To determine whether increasing PGC-1α expression affected myocardial ATP production, we measured high-energy phosphate content in isolated perfused hearts using 31P NMR spectroscopy both at baseline and during a high workload challenge. During the high workload challenge, the Ca2+ concentration in the perfusate was doubled to stimulate increased force of contraction. At baseline, LV developed pressure was slightly reduced in TG hearts at similar heart rates, although this did not reach statistical significance (P = 0.073; Fig. 4, D and E). Coronary flow was not statistically different in TG hearts at baseline (Fig. 4F). Myocardial energetic status was essentially unchanged in TG hearts, as PCr, ATP, or Pi content were similar to those in WT hearts (Fig. 4, G–I). When stimulated for higher contractile performance, both WT and TG hearts demonstrated similar increases of LV developed pressure with no changes noted in heart rate (Fig. 4, D and E). Coronary flow was significantly increased to a similar degree in both WT and TG hearts (Fig. 4F). No significant differences were observed in PCr, ATP, or Pi during the high workload challenge (Fig. 4, G–I). These data demonstrate that a moderate overexpression of PGC-1α does not offer any functional or energetic advantage to hearts at normal or high workload conditions.
Acute mortality was increased in PGC-1α TG mice subjected to pressure overload.

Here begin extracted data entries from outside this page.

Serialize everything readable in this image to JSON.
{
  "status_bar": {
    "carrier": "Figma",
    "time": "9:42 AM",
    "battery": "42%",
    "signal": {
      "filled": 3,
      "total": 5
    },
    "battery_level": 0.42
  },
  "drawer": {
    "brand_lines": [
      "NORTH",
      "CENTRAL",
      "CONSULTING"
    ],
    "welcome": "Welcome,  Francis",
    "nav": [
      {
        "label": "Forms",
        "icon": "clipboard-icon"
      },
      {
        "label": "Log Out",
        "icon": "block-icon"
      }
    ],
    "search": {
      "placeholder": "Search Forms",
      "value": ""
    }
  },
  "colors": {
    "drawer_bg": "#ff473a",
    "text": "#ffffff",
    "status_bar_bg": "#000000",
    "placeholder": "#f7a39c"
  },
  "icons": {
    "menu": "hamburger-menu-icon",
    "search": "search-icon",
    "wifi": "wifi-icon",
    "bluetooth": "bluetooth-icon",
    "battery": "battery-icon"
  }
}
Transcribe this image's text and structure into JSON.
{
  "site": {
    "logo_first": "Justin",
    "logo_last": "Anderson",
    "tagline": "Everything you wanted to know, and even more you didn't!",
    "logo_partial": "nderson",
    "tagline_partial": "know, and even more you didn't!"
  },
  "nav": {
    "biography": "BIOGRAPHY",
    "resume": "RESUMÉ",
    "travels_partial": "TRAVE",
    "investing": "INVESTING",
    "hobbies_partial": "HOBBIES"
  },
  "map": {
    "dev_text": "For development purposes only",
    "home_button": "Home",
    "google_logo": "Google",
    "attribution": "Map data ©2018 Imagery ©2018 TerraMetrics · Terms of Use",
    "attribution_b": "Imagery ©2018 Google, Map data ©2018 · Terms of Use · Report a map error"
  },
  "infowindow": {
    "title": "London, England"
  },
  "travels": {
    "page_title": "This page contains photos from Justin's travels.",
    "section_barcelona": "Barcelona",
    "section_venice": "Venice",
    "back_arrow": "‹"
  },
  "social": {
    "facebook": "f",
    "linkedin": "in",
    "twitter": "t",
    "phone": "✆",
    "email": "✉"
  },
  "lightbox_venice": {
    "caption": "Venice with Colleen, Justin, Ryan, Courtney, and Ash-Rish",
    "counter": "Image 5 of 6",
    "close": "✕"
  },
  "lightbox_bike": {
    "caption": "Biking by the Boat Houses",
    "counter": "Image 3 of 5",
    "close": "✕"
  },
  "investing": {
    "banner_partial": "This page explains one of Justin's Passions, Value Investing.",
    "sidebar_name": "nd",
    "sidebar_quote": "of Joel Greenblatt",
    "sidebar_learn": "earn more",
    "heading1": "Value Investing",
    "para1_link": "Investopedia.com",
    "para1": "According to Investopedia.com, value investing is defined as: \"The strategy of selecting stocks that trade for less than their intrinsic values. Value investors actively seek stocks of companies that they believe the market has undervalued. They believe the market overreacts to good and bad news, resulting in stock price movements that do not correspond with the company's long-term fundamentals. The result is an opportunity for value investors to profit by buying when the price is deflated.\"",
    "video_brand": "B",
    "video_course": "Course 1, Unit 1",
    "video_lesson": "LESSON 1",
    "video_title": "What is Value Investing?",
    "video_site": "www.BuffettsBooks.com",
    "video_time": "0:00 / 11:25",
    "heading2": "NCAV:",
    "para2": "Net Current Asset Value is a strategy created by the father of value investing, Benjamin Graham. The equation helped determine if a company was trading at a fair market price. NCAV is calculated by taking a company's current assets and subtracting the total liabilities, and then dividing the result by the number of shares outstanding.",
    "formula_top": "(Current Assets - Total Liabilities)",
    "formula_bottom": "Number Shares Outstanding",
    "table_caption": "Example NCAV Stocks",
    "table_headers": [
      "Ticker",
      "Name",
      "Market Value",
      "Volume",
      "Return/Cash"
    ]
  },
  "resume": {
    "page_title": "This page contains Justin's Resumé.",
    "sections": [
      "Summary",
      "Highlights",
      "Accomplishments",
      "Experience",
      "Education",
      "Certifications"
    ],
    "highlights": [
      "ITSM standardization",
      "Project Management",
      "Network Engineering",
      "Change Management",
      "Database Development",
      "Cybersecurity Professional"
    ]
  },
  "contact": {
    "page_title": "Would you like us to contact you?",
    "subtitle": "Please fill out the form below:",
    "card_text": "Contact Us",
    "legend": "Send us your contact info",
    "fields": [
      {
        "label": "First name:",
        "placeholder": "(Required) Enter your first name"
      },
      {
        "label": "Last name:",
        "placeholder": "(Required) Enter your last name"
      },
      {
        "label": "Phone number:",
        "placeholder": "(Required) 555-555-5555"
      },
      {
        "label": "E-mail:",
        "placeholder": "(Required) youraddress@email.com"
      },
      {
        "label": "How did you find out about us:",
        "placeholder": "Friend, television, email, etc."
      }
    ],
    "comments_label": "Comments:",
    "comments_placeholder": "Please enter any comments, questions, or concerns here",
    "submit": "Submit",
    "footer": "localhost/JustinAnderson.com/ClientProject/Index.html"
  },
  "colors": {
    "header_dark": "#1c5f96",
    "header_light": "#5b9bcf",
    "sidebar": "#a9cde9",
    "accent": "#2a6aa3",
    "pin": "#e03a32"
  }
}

To determine whether overexpression of PGC-1α protected the heart from pressure overload-induced hypertrophy and failure, we subjected 16-wk-old TG and WT mice to sham or TAC surgery. Interestingly, we observed a significantly higher acute mortality in both male and female TG mice after TAC (Fig. 5, A and B), whereas there was minimal acute mortality after sham surgery for either genotype (data not shown). Approximately 70% of male TG mice and 45% of female TG mice died within 2 h of TAC surgery compared with 30% of male WT mice and 10% of female WT mice during the same period. We subsequently performed surgery in a cohort of younger mice (8 wk old). The acute mortality of 8-wk-old WT mice subjected to TAC surgery was similar to 16-wk-old mice. The acute mortality in TG mice subjected to TAC surgery, however, was markedly lower in 8-wk-old mice compared with 16-wk-old mice (Fig. 5, C and D), raising the possibility that long-term overexpression of PGC-1α compromised the acute responses to stress. Despite the differences in acute mortality, there was no difference in the chronic survival of WT and TG mice in the 8 wk after TAC surgery for both male and female mice.
Fig. 5.
Kaplan-Meier survival curve during the 8 wk after transverse aortic constriction (TAC). Female (A and C) and male (B and D) PGC-1α TG and WT mice were subjected to TAC or sham surgery at 16 wk (A and B) or 8 wk (C and D) of age. Statistical significance as well as hazard ratios (HR) with 95% confidence intervals are shown in each graph.
Cardiac function was not improved in TG mice despite the normalization of mitochondrial biogenesis in pressure overload-induced cardiac hypertrophy.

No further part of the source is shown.